O DIREITO À MEMÓRIA
Mais um par de décadas e poucas testemunhas do 25 de abril estarão sobreviventes. Tudo será finalmente relativizado, dirão os puristas da ciência histórica. Mas pode esquecer-se, há o risco de o tempo devorar o importante. É preciso, pois, evocar desde já o direito à memória.
No momento do 25 de abril, o panorama da ciência e do conhecimento em Portugal era confrangedor. Diz-se que a ciência servia apenas para a carreira académica – e, todavia, muitos Professores eram nomeados, quando não demitidos, de canetada pelo governo de então.
Na FEUP, em Eletrotecnia, bastava uma mão para contar pelos dedos o número de Doutorados. Havia depois um rebanho de assistentes, obrigados a serviçais, penando no seu calvário de muitos e muitos anos, pela via-sacra para o grau de Doutor. Sobrava em pose o que faltava em ligação à indústria (qual indústria?). Um laboratório de mil novecentos e carqueja era o orgulho da casa.
É preciso contar, às gerações que hoje se afligem com as dificuldades da crise e da alegada falta de perspetivas, o que aquilo era. Aquilo era o que era, não há palavras. Ou melhor: há palavras apenas para os que resistiram à resignação.
Quarenta anos volvidos, só se encontra um adjetivo: vertiginosos.
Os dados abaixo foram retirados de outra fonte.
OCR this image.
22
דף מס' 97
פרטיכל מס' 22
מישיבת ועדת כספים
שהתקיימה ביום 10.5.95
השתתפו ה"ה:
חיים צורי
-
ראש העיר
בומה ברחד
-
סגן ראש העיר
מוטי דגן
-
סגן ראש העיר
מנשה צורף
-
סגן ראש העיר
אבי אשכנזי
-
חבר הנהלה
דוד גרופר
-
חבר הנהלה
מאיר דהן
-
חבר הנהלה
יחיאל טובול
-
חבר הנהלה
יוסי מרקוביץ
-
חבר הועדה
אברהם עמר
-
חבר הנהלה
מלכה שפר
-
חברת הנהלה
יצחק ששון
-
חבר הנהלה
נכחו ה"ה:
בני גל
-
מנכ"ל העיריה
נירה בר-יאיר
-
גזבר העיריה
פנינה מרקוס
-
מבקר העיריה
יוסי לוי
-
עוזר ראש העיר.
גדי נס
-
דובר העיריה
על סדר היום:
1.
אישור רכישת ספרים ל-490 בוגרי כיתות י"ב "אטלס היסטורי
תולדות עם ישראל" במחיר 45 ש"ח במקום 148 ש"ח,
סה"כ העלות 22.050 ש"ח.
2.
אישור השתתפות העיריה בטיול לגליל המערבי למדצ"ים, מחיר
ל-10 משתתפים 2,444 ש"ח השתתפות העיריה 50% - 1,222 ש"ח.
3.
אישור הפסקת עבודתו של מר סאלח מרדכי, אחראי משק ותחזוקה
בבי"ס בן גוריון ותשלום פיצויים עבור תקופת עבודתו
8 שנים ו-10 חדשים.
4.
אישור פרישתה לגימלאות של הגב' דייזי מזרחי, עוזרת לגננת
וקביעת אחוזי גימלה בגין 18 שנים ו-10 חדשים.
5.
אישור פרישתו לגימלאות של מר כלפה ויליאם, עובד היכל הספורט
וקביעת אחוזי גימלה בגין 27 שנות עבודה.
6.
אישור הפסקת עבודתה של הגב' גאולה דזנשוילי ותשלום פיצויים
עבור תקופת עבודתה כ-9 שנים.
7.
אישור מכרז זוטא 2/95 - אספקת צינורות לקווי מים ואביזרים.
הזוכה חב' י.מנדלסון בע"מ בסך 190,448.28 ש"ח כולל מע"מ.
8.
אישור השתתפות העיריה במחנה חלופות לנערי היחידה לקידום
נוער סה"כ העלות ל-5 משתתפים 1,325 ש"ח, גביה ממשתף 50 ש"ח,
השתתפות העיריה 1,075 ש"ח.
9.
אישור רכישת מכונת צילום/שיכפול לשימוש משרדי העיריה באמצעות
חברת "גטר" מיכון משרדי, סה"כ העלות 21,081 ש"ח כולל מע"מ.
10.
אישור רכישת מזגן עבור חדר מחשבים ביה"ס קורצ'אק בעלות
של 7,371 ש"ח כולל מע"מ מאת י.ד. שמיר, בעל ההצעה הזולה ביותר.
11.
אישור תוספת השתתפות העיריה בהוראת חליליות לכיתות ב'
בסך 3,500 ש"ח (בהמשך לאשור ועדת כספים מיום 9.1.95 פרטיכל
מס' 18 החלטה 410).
O progresso atual, visto da época, é inimaginável. A recuperação que o país fez, em aquisição de conhecimento sobre a natureza e a tecnologia das coisas, era imprognosticável.
O direito à memória é que legitima o outro, o direito ao orgulho. Após o 25 de abril de setenta e quatro, gerações de portuguesas e portugueses construíram um sistema de ciência que é repositório de valor nacional e instrumento de progresso futuro. Em muitos domínios, muitos mesmo, perderam-se os complexos, que os havia e demais: a ciência portuguesa não é mais patinho feio.
No INESC TEC, celebramos desde há anos o 25 de abril no trabalho de formiguinha de cada dia. Mas é bom ter esta data, 40 anos caramba!, para parar por momentos e sorrir.